Was meinen Sie mit langfristig? Meinen Sie nach 2013, wenn Sie nicht mehr regieren?

(Heiterkeit und Beifall bei den Freien Wählern und der SPD)

Oder was meinen Sie sonst damit?

Sie regieren heute und hätten es damit in der Hand, das umzusetzen, was Sie uns mit Ihrem Antrag so dünn wie eine Wassersuppe auf den Tisch bringen. Gleichzeitig führen Sie Verhandlungen mit den kommunalen Spitzenverbänden und schicken diese mit leeren Händen nach Hause.

(Beifall bei den Freien Wählern und der SPD - Unruhe - Glocke des Präsidenten)

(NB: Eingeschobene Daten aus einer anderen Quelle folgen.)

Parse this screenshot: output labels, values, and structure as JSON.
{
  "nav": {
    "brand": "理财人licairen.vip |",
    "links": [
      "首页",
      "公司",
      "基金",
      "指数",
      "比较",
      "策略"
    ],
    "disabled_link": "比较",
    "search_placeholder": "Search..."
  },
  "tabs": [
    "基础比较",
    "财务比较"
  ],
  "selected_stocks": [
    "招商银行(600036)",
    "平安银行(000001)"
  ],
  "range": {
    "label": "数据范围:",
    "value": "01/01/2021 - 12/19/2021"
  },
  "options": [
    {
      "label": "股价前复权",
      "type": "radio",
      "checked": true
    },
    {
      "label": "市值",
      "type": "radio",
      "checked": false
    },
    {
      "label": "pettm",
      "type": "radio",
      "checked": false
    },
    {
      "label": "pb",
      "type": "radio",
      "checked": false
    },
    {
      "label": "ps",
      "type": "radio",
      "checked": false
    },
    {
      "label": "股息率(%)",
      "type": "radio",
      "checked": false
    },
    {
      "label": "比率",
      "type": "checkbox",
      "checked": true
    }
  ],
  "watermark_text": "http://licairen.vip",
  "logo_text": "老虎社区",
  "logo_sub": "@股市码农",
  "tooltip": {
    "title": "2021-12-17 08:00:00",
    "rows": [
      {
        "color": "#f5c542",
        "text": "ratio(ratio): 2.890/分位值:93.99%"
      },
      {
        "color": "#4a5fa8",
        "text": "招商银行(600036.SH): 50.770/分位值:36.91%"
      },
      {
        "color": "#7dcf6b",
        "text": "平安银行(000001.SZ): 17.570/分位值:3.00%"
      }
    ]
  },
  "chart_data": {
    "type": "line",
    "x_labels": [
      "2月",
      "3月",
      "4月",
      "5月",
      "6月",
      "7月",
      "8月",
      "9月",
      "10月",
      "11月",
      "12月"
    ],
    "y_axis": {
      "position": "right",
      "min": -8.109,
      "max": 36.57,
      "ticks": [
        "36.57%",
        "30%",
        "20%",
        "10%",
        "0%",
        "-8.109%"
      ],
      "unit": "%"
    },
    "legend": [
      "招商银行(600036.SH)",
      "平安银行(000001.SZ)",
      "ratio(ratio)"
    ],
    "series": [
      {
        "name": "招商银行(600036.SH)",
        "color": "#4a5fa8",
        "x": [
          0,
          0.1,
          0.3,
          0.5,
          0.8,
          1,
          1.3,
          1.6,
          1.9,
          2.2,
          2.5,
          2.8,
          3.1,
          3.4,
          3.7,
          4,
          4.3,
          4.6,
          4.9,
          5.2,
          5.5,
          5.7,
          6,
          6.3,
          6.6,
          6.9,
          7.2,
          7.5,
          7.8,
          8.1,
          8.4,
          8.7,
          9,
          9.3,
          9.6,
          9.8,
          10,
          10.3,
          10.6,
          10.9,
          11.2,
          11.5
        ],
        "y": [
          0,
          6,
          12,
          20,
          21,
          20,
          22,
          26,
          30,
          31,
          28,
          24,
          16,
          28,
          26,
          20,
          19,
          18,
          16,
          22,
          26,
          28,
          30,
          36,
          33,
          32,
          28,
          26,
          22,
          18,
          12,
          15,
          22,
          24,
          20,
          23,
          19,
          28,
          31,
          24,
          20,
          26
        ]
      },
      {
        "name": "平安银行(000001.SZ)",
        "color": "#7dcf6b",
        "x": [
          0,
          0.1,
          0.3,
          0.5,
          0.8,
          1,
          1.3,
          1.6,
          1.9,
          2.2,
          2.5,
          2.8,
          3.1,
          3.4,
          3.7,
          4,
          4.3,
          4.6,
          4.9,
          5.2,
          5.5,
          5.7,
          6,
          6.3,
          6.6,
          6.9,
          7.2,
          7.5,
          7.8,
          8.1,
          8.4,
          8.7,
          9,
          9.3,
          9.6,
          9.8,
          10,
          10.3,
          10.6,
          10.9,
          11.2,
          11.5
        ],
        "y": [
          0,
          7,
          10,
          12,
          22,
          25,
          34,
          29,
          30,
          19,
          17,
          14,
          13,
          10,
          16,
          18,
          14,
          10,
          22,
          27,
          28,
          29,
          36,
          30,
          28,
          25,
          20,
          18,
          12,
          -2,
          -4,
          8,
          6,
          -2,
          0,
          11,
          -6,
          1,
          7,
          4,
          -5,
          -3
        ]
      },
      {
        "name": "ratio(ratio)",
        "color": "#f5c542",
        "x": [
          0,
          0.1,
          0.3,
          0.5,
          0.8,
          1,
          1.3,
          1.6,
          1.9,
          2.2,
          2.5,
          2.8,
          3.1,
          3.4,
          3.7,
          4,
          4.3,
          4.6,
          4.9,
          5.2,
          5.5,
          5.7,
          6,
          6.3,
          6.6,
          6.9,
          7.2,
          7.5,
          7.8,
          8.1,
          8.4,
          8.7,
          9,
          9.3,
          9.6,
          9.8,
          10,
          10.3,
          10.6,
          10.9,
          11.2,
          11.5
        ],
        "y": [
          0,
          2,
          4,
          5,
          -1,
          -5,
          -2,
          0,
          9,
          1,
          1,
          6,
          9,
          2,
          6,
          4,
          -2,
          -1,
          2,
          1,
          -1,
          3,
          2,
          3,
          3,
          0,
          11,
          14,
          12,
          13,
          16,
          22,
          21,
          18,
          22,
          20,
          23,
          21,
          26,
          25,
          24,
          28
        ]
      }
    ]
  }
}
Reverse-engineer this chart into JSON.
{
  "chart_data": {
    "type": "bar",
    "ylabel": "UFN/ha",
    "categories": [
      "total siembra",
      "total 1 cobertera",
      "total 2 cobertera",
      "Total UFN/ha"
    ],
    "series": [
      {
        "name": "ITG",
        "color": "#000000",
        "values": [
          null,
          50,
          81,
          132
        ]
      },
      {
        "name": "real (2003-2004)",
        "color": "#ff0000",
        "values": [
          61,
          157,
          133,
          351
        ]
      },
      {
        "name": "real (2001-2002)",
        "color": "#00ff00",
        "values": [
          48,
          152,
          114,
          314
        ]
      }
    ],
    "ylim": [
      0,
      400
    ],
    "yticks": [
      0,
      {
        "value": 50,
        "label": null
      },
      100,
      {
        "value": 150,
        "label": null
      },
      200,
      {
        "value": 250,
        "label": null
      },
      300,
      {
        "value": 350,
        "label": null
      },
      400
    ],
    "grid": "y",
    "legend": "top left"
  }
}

Die Bezirksregierungen benötigen einige 100 Millionen Euro mehr, um die Kostensteigerungen kurzfristig aufzufangen. Sie hätten es über Ihren bayerischen Finanzminister in der Hand, ein entsprechendes Entgegenkommen zu zeigen. Aber Sie schicken die Bezirke mit leeren Händen nach Hause.

(Alexander König (CSU): Warum schreien Sie so?)

- Damit Sie es endlich hören! Sie schicken die Leute mit leeren Händen nach Hause, sodass man dieser Tage Bezirksumlageerhöhungen beschließen muss. Allein im Regierungsbezirk Niederbayern haben wir eine Umlageerhöhung von 171 auf 190 Millionen Euro. Sie muss von den Landkreisen und Kommunen voll übernommen werden.

Sie hätten es in der Hand, eine kurzfristige Lösung zu bieten. Aber Sie verweigern sich.

(Beifall bei den Freien Wählern und der SPD)

Sie schämen sich nicht, einen solchen Wassersuppenantrag vorzulegen. Ich sage es noch einmal: Dieser Antrag ist so dünn, dass man sich mit dieser Wassersuppe höchstens die Füße waschen könnte.

(Heiterkeit und Beifall bei den Freien Wählern und der SPD - Zurufe von der CSU)

Wenn man diese Wassersuppe essen würde, würde selbst ein Fettleibiger magersüchtig.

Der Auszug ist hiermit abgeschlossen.